Toda acción persigue un fin y para ello emplea unos medios. Y siempre puede resultar exitosa, o por el contrario, fracasar. Del mismo modo, los economistas yerran y han errado en sus continuos intentos por formular teorías que puedan ser explicativas de la realidad. Como todo hijo de vecino, el error está inexorablemente presente en la acción o en la profesión de cada uno. No obstante, los economistas académicos están en una posición diferente ya que el fruto de su trabajo e investigación tiene una repercusión planetaria. Rothbard afirmó que una parte importante del sustento del Estado eran las ideologías afines a él. Como la mayor fuerza la tenía el pueblo, el Estado necesitaba de un séquito de intelectuales que realizaran la labor de persuasión a las masas para justificar su existencia.

Entre los economistas, se hizo popular la idea de que los costes determinaban parte sustancial de los precios. La famosa tijera marshalliana en la que por una parte se encontraba los costes de la oferta, y por otra las preferencias de la demanda, fue la explicación sobre la determinación de los precios que aun hoy se estudia en las universidades. Tal teoría no resultaría de mayor importancia de la que realmente tiene si no fuera por sus repercusiones políticas. Como dijo Jean Baptiste Say “si estos principios se limitaran solamente a los libros, uno podría absorber el problema”, pero estas teorías “han sido puestas en práctica por los agentes de la autoridad pública que se aprovechan de este error y este absurdo a punta de bayoneta”.

Y es que, si por un lado tenemos en cuenta que un impuesto como el IVA puede suponer un coste de un 16% es difícil explicarse meramente con el sentido común cómo no podría tener efectos sobre la economía y ser neutral.

Un impuesto de tal calibre sí tiene efectos perversos ya que es un impacto que soportan las empresas. En contra de la teoría de la tijera marshalliana, los precios están determinados por los gustos y preferencia de los consumidores. Ante un incremento de un 16% de los precios de los artículos de consumo, estos modificarán su conducta si ven que ahora se les aumenta el coste de sus adquisiciones. Tal modificación puede ser variada. Por un lado puede que la distribución que anteriormente hacían entre consumo y ahorro se modifique, bien en detrimento del primero o, más probablemente, del segundo. Con lo cual, toda la estructura productiva de la economía, se vería gravemente modificada por tal imposición gubernamental. Pero esto sería una de las consecuencias solo si se tuviera en cuenta que ese traslado del impuesto desde las empresas al consumidor por la que tanto abogan los defensores de la idea de neutralidad en impuestos como el del IVA, se diera efectivamente en la realidad.

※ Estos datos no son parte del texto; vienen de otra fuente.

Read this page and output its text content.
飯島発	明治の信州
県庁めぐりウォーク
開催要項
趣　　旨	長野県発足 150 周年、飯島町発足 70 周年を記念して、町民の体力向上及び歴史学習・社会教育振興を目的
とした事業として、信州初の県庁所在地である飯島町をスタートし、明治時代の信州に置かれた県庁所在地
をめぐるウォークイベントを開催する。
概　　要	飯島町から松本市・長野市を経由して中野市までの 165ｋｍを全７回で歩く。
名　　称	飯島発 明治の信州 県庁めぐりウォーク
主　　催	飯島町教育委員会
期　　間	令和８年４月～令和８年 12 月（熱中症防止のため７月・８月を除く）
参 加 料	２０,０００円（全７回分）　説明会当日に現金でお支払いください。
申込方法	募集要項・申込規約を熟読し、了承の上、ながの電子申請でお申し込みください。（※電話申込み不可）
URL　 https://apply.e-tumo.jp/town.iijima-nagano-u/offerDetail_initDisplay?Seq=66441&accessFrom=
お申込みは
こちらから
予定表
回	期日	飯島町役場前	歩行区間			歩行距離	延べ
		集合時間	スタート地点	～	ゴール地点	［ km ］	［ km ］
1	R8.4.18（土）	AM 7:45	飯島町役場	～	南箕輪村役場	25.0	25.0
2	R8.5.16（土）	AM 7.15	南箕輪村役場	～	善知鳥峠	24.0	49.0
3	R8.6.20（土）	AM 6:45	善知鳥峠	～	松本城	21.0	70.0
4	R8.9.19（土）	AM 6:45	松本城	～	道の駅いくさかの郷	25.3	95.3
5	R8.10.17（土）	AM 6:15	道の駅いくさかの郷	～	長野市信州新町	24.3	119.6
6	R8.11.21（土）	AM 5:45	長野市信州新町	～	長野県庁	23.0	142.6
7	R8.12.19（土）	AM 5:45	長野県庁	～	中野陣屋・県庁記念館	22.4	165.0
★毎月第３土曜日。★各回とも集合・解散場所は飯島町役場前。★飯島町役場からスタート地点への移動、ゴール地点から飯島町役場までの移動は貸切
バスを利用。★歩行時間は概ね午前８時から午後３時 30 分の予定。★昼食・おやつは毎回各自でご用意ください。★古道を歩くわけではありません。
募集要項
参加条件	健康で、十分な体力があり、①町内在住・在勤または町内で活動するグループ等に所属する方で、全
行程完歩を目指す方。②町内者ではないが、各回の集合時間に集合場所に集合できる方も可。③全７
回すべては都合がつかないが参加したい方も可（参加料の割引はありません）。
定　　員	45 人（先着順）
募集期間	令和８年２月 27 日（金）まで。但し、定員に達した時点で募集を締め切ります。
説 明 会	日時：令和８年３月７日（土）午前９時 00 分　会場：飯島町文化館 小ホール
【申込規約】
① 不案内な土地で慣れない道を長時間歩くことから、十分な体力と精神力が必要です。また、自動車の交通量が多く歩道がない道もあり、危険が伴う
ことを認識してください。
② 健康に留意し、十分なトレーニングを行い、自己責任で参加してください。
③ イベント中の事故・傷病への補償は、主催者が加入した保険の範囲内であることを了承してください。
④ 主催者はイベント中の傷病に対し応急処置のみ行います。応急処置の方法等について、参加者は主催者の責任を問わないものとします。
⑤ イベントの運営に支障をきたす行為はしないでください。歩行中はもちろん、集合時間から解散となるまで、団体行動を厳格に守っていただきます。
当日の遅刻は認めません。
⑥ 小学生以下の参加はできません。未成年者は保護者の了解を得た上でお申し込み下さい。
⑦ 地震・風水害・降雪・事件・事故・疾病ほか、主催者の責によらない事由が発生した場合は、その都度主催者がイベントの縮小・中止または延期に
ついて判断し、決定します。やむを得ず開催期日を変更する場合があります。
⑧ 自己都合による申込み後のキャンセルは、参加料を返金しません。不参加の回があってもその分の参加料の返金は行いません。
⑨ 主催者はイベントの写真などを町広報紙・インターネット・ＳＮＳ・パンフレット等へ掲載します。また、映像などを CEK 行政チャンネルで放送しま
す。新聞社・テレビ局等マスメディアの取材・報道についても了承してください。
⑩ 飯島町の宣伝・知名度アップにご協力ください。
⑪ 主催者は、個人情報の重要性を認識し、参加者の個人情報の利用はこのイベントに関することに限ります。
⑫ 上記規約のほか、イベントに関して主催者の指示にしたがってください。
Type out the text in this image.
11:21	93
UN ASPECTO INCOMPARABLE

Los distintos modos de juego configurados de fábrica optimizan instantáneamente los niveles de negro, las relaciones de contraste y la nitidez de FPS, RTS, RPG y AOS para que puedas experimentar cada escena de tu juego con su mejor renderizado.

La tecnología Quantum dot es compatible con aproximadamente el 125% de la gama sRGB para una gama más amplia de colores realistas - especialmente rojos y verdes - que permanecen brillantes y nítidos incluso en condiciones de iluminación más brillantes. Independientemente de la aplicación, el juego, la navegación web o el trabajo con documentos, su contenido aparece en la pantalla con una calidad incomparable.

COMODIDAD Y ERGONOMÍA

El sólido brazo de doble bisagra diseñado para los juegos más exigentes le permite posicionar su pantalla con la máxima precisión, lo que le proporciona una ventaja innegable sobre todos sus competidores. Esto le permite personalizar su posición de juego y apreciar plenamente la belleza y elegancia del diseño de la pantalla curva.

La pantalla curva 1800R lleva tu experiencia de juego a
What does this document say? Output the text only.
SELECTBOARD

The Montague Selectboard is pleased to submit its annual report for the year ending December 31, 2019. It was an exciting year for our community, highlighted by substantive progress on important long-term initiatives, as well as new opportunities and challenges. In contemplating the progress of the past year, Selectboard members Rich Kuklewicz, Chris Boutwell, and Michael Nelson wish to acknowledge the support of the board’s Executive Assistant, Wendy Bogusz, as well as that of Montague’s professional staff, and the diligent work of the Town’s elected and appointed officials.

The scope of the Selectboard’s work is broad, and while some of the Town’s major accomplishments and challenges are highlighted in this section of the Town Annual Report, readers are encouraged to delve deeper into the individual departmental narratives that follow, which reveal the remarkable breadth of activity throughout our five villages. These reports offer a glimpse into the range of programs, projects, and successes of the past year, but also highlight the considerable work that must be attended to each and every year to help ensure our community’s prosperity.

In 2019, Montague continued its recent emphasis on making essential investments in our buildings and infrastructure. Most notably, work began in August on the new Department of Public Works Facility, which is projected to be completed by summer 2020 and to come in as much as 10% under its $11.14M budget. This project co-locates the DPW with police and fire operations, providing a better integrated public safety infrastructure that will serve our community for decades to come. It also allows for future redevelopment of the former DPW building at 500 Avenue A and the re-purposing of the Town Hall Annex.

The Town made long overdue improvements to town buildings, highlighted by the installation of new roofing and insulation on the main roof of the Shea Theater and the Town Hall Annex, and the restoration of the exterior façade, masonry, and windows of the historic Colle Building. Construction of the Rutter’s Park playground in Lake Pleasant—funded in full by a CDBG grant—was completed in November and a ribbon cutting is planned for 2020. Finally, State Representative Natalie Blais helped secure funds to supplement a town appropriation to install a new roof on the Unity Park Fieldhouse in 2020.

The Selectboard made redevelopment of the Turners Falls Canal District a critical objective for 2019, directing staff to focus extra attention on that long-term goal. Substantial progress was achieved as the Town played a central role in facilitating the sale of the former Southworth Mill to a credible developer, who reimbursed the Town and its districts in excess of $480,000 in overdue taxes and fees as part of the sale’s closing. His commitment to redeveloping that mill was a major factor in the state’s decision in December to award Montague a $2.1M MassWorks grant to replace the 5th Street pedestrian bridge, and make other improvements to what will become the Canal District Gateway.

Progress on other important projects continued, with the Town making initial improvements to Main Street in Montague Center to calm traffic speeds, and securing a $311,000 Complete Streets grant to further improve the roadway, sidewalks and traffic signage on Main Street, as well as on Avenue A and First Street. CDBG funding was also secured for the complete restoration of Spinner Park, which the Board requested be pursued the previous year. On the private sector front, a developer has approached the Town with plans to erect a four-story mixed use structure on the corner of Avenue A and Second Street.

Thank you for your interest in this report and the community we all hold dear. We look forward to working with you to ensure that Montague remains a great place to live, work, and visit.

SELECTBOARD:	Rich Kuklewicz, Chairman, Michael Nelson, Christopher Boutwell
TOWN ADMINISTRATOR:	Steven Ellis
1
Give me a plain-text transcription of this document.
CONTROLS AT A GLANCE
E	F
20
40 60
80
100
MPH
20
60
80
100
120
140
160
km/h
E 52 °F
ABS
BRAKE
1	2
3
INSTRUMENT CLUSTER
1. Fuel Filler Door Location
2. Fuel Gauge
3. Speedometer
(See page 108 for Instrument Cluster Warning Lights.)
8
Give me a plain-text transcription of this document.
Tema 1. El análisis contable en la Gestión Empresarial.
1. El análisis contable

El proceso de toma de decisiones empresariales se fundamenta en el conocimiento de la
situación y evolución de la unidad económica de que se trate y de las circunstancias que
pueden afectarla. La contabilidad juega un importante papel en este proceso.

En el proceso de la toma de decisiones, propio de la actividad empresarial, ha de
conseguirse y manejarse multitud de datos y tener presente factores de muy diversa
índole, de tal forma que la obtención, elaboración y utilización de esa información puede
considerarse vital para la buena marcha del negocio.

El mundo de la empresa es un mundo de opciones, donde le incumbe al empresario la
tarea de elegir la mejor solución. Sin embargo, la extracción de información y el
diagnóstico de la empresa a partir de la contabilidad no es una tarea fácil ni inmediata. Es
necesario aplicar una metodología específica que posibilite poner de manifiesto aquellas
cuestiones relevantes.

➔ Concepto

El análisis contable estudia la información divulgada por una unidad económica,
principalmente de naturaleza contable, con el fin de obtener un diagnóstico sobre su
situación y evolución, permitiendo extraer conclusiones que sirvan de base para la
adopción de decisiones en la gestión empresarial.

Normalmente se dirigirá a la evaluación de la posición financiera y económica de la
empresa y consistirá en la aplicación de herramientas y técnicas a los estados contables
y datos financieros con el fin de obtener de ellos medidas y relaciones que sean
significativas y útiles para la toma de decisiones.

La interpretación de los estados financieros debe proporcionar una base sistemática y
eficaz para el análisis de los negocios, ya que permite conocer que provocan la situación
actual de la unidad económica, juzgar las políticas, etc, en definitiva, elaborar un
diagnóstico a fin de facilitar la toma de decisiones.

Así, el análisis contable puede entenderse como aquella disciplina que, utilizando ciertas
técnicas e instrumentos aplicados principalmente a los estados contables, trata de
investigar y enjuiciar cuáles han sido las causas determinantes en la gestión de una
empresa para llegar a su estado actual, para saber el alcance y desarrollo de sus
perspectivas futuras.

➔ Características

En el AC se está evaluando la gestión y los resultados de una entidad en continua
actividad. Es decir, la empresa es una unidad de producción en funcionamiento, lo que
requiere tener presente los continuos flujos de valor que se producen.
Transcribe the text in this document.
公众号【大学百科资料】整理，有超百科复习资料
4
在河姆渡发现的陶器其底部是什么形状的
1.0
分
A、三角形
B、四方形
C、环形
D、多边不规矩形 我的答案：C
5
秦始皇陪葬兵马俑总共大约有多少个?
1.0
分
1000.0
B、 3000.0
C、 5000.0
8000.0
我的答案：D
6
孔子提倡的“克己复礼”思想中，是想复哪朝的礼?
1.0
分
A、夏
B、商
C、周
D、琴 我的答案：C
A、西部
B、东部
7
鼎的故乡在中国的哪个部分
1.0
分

No obstante, es muy probable que no sea así, puesto que normalmente las empresas ya ofrecen a los precios con los que se obtiene el ingreso neto máximo. Con lo que ante un aumento de los costes debido al dicktaat gubernamental no podrían aumentar los precios a los consumidores. El efecto final no resultaría ser un impuesto al consumo, sino a la producción, puesto que son las empresas quienes absorberían esta enésima carga estatal. Y, al ser un impuesto a la producción, todos los sujetos implicados en ella se verían salpicados por esta idea económica utilizada por los políticos. Con lo que, una vez más, el impuesto al consumo en realidad sería un impuesto indirecto a la renta de los factores productivos de la economía.

Esto último, sumado con la distorsión sobre la preferencia temporal de los individuos que ya mencionamos, no sólo no resultaría neutral, sino que sería y es tremendamente dañino, si lo que queremos es mayor bienestar y prosperidad y mayor respeto a la propiedad y a la libertad.